Yarmouth Veterinary Center

75 Willow Street
Yarmouth , ME 04096




Some dogs behave aggressively towards other dogs or people when they are on a leash. Some of these pets behave aggressively only in this situation, and some behave aggressively in other situations as well. 

Leash aggression is best understood as a combination of a few basic types of aggression: territorial and protective aggression, resource-guarding aggression (the "resource" being the leash holder) and, in some cases, fearful aggression. While one type of aggression might be a larger part of leash aggression than another type for any individual dog, the management of leash aggression is similar for all dogs. 

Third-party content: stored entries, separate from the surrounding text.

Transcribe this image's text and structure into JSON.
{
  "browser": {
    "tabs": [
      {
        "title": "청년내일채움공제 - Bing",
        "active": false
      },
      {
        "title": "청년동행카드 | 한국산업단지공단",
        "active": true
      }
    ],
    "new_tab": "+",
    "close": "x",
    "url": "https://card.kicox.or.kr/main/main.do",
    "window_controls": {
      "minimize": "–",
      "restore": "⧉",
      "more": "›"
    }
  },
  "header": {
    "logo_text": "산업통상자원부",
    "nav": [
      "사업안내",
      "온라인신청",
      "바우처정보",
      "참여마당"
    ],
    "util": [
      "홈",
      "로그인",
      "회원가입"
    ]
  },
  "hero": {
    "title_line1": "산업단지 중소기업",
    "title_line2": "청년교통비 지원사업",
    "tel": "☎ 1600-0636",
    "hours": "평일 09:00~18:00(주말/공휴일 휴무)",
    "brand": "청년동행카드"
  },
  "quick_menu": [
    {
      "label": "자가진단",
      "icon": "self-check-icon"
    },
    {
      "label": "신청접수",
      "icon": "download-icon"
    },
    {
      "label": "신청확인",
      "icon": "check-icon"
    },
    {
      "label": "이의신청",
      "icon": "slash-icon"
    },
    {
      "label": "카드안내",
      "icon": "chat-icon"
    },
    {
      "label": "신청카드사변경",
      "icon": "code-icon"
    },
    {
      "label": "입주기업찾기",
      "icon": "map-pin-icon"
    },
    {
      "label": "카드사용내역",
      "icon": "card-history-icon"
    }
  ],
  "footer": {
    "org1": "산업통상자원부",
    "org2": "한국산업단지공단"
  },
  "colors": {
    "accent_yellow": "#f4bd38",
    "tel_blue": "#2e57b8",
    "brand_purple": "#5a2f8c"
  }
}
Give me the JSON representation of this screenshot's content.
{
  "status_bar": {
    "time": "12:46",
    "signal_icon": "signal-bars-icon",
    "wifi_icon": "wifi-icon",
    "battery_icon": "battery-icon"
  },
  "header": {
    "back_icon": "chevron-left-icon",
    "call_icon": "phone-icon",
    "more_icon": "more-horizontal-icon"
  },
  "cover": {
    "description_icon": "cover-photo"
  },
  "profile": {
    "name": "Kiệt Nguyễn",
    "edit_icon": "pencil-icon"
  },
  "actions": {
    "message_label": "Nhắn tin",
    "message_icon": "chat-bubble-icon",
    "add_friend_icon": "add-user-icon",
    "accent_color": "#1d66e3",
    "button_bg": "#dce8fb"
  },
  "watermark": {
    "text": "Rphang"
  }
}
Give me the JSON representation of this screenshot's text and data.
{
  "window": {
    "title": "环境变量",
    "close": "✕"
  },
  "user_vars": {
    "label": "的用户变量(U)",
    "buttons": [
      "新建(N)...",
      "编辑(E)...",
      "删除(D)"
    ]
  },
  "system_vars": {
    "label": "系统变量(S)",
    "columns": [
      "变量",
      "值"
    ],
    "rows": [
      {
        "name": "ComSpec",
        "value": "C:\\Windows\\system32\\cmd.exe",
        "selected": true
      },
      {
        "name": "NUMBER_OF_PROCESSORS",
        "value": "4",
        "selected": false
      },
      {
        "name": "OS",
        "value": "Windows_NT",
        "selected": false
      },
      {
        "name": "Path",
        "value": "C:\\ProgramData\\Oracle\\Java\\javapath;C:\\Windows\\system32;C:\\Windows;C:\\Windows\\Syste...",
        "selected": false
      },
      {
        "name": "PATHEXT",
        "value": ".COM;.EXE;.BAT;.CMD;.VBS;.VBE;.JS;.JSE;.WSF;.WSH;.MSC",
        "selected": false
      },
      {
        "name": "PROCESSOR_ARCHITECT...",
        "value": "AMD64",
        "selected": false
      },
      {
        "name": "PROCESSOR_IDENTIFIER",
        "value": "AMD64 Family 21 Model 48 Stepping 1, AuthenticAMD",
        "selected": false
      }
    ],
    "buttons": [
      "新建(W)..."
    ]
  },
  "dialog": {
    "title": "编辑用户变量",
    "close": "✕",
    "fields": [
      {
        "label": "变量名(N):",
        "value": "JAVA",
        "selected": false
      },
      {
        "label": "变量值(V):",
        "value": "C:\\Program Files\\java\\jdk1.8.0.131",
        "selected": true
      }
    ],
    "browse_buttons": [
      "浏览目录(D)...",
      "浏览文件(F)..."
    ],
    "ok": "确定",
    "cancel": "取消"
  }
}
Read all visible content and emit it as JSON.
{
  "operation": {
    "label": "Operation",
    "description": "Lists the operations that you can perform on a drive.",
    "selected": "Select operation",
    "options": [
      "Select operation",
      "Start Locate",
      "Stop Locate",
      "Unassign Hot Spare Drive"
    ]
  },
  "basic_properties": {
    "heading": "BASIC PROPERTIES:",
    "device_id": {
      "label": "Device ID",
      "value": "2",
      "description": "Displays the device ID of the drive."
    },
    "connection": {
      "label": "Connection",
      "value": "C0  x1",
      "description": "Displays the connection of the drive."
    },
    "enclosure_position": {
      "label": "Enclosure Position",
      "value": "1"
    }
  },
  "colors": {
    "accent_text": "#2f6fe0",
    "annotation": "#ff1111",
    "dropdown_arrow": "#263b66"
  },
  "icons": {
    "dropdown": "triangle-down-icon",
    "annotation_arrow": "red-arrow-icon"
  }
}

EXAM AND DOCTOR CONSULT  We believe it is very important to begin the management and treatment process with a physical exam and doctor consultation. This allows us to tailor the initial plan for the individual dog, and establishes a baseline for comparison as treatment progresses. It also gives us the opportunity to decide on whether or not medication might play a role.

TAKING CONTROL OF THE ENVIRONMENT  Each time a dog behaves aggressively on a leash it is powerfully reinforcing its own bad behavior, so the first and most essential step in solving the problem is to not place the dog in situations where it might behave this way. This might require changing the time of day and / or location of walks to avoid having the dog see potential targets. 

Some dogs can see the potential target and not become aroused as long as the target is a safe distance away. This distance will vary from dog to dog, and it is vital that the dog not be allowed inside this safe distance in order to prevent it from behaving aggressively. Make a note of this distance and a list of all the dog's targets at the start of management and treatment. 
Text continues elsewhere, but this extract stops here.